Friday, August 27, 2010

Mother Issues

I have mother issues. I don't really get along with my mother (egg donor) all that well (thats probably the understatement of the year!!). You see growing up E.D. was a drug addict. Oh, granted, she didn't go out and shoot up or smoke crack...she did the "high class", "acceptable" perscription drugs. As if that made her any better than Joe Blow out on the street corner. She almost ruined my childhood. I remember times coming home from school as a Kindergardner to an empty house because she forgot I was due home at that time. One time I hid under my bed because I was scared and ended up falling asleep. They couldn't find me for hours and I got in trouble. My mother forgot me and I got in trouble. That never seemed fair to me. Anyway, I was the last of 5 kids growing up. My siblings were 11, 10, 9 and 7 when I came along and I learned pretty quick that I was an "accident". Thats pretty much how everyone made me feel too...like one big accident. I felt everyone hated me (I was right, they did). Without going into the gory details of my childhood..lets suffice it to say the my mother was (and still is) a very selfish individual. Its always "what can you do for me". That bugs me. SHe is always looking to get something out of everyone she can. The woman is 69 years old and thinks the world owes her. She never really grew up.

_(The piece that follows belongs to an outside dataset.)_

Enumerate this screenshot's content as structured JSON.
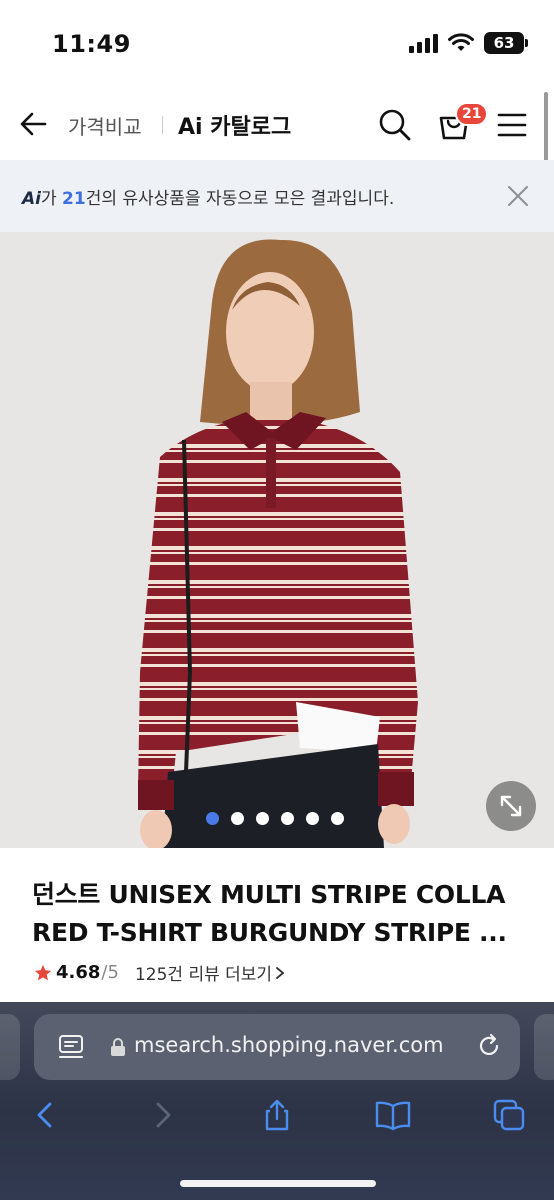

So when my sister asks me for help with caring for her I truly do try. Its so difficult to be nice to this woman. I know that sounds terrible and makes me feel like such a bad Christian. She is in awful health and doesn't really do anything to take care of herself...she relies on everyone else to take care of her. She relies on my sister to clean, take care of her, etc. I was asked to get her perscriptions filled because she didn't have any money recently. The problem I have is this: If SHE doesn't care about herself, explain to me why WE should care about her? I know thats what is says in the bible, etc...but it also says to not take advantage of people which is something E.D. does every chance she gets. I am very bitter toward this woman and feel awful about it. I guess I am so abrupt with her because maybe I do still love her deep down. I'm always looking for her approval (even now) and never really get it. I love her and don't want her to die - which by the looks of her and her lifestyle will be sooner rather than later. I know when she does die and stands before Jesus on Judgement Day she will have tears in her eyes. FINALLY knowing how much pain and suffering she caused us all. By then it'll be too late to change anything. Why doesn't she see that? Is my family so awful that she can't stand to be around us? I guess its a catch 22...I'm mean to her because she doesn't spend time with my family, she doesn't spend time with my family because I'm mean to her. I just don't know what to do or how to feel anymore. I try to be nice...but I swear the woman would drive Jesus to DRINK!

As I said before...I have mother issues!! Please pray for me!